Bayern Münih'in profesyonel kadrosundaki oyuncuların piyasa değeri 430 milyon euroyu bulurken Dortmundlu yıldızların toplam piyasa değeri 254 milyon euro. Bayern Münih'in üye sayısı da Dortmund'dan bir kat fazla. Dortmund kulübü kendi televizyon kanalını 12 ülkede pazarlıyor. Bayern Münih Televizyonunu alan ülkelerin sayısı ise 90'ı buldu.
'Diğer birinci lig kulüplerine de yarayacak'
Şampiyonlar Ligi finali hem prestij hem de yeni pazarlama imkanları açısından her iki kulüp için de son derece önemli. Hamburglu ekonomi uzmanı Henning Vöpel bu iki kulübün başarısının diğer 16 birinci lig takımına da yarar sağlayacağını belirtirken, Sascha Schmmidt de Bundesliga markasının daha da değerleneceğini söylüyor:
“Şampiyonlar Ligi finalinin iki Alman takımı arasında oynanması diğer birinci lig kulüplerine de yarayacak. Naklen yayın haklarının daha çok para edecek olmasından bütün Bundesliga takımları faydalanacak.”
Bundesliga maçlarının televizyondan naklen yayın hakkı tek elden pazarlandığı için pastadan küçük kulüplere de pay düşecek. Aslan payını büyük kulüpler alacak ama toplam hasılatla birlikte, küçük kulüplerin geliri de artacak.

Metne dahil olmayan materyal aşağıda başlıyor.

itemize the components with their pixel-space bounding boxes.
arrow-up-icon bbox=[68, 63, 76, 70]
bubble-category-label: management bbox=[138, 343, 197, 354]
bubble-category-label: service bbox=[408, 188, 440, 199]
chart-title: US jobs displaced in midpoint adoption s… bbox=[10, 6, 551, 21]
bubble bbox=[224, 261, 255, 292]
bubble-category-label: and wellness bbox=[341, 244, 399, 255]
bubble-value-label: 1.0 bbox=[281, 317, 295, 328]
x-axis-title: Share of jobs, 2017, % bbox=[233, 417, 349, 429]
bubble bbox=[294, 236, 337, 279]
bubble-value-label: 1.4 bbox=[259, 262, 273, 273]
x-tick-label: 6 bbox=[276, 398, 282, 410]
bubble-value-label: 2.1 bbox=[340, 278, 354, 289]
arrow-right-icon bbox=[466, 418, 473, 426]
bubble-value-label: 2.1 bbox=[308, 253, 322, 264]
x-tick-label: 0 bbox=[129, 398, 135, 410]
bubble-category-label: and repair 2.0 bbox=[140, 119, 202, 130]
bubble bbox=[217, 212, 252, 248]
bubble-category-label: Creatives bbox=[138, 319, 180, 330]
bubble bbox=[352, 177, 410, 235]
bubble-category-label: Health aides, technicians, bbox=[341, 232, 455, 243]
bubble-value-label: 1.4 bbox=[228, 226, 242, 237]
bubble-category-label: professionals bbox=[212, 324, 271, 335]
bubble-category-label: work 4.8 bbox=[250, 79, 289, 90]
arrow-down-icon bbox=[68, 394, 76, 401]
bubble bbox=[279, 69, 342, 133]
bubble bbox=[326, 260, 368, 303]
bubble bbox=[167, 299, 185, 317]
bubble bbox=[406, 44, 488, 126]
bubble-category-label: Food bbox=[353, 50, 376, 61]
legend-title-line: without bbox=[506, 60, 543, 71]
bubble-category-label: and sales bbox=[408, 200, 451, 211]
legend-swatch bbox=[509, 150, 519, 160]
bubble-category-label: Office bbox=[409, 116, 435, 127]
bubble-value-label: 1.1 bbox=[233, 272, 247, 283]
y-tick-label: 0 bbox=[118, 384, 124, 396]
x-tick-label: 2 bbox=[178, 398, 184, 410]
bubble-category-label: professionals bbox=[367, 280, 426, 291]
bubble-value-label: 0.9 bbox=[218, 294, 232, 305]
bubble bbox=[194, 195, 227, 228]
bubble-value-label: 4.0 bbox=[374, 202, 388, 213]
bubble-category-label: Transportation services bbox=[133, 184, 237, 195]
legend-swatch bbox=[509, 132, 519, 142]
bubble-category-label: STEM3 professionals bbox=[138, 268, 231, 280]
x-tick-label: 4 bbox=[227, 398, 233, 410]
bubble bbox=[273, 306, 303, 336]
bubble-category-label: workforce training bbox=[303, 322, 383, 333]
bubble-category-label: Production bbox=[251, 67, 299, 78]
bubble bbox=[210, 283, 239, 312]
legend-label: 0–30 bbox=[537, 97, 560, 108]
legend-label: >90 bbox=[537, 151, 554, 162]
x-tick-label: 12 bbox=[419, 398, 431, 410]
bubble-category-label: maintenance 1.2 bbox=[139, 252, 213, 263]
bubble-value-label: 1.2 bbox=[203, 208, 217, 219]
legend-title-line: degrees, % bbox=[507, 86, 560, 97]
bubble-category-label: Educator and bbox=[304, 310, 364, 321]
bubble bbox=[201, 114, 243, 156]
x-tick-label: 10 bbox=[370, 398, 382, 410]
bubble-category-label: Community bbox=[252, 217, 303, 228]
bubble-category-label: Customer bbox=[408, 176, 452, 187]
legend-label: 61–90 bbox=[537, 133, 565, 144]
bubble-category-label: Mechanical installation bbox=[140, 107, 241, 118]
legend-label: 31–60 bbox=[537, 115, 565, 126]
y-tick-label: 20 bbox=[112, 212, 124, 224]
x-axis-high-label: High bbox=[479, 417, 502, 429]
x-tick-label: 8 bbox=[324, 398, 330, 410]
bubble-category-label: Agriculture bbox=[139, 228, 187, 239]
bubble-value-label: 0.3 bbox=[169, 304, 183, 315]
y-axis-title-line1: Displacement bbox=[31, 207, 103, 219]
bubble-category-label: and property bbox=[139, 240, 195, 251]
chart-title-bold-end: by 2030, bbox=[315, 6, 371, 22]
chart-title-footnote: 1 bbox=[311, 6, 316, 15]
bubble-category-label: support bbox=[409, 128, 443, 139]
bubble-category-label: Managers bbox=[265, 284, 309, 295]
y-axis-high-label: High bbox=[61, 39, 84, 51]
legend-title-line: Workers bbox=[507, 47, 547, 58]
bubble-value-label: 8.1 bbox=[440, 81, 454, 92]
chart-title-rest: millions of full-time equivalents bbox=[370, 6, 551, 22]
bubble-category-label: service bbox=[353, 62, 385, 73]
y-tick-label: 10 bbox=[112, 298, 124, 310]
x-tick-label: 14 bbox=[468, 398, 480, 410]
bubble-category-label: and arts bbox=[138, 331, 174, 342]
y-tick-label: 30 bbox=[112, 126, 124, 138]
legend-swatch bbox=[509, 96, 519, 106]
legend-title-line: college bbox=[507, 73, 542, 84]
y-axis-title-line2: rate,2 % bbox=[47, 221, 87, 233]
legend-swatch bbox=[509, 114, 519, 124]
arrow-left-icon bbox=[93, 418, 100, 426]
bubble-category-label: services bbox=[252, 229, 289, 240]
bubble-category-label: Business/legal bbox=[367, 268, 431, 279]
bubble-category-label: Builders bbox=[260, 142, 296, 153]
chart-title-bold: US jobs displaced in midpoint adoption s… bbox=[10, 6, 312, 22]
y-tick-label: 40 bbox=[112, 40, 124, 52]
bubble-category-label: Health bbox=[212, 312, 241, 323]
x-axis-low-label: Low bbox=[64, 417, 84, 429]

Kulüp gelirlerinin büyük bölümü televizyon yayın haklarıyla başarı primleri ve sponsorların yatırdığı paralardan oluşuyor. Son zamanlarda taraftar ürünlerinden sağlanan gelir de önemli bir yekûn tutmaya başladı. Şampiyonlar Ligi finalistlerinin ürünlerini sadece kendi taraftarları almıyor. Kulübün renklerini taşıyan, forma, flama, atkı, kep ve nevresim takımı gibi ürünler bütün dünyada alıcı buluyor.
Küreselleşmiş taraftar
Modern futbol araştırması yapan ekonomi uzmanı Sascha Schmidt, "küreselleşmiş taraftar" kavramının çoktan futbol literatürüne girdiğini söylüyor. Schmidt, “Biz onları ‘sınır tanımayan taraftar' olarak tanımlıyoruz. Futbolsever artık sadece kendi takımını değil ama en az bir yabancı kulübü de tutuyor. Avrupa'da ülkesinin dışındaki bir kulübün de hayranı olan en az 41 milyon sınır tanımayan taraftar var” şeklinde konuşuyor.

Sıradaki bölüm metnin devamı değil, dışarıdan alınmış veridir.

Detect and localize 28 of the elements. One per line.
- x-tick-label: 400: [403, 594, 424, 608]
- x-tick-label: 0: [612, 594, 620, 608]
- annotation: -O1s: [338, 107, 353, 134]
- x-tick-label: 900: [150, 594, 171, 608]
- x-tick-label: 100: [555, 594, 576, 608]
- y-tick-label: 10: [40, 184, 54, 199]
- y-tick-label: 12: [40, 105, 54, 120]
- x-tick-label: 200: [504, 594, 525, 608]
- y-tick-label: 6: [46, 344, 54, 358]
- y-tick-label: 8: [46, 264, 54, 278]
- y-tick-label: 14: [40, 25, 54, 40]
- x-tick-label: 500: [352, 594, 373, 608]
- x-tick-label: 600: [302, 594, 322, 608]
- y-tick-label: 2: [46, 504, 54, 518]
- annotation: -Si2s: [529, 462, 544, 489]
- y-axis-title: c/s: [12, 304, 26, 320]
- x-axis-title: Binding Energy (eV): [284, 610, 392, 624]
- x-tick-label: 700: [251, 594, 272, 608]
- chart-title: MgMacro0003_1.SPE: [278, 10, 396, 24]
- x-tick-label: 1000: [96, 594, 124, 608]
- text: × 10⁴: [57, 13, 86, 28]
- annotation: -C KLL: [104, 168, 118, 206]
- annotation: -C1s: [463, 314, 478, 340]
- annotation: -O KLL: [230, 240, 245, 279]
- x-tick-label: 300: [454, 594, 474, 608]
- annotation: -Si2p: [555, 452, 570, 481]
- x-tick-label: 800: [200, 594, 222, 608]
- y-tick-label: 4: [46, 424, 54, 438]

Avrupa Futbol Federasyonları Birliği, profesyonel futbolda dönen astronomik rakamların kulüpleri başarısızlık durumunda iflasa da sürükleyebileceğini anladı ve kulüplerin kazandığından fazlasını harcamasını önleyici tedbirler aldı. Malî centilmenlik uygulaması önümüzdeki sezondan itibaren bütün kulüpler için bağlayıcı olacak. Profesyonellik lisansının son derece sıkı malî kurallara bağlı olduğu Almanya'da kulüpler bu uygulamadan çekinmiyor.
Ekonomist Henning Vöpel, İngiliz, İspanyol ve İtalyan kulüplerini ise zor günlerin beklediği görüşünde:
“Yeni UEFA kurallarının yürürlüğe gireceği 2013/14 sezonundan itibaren birçok kulüp kemer sıkmak zorunda kalacağından, yere sağlam basan Alman kulüplerinin arayı daha da açması sürpriz olmayacak.”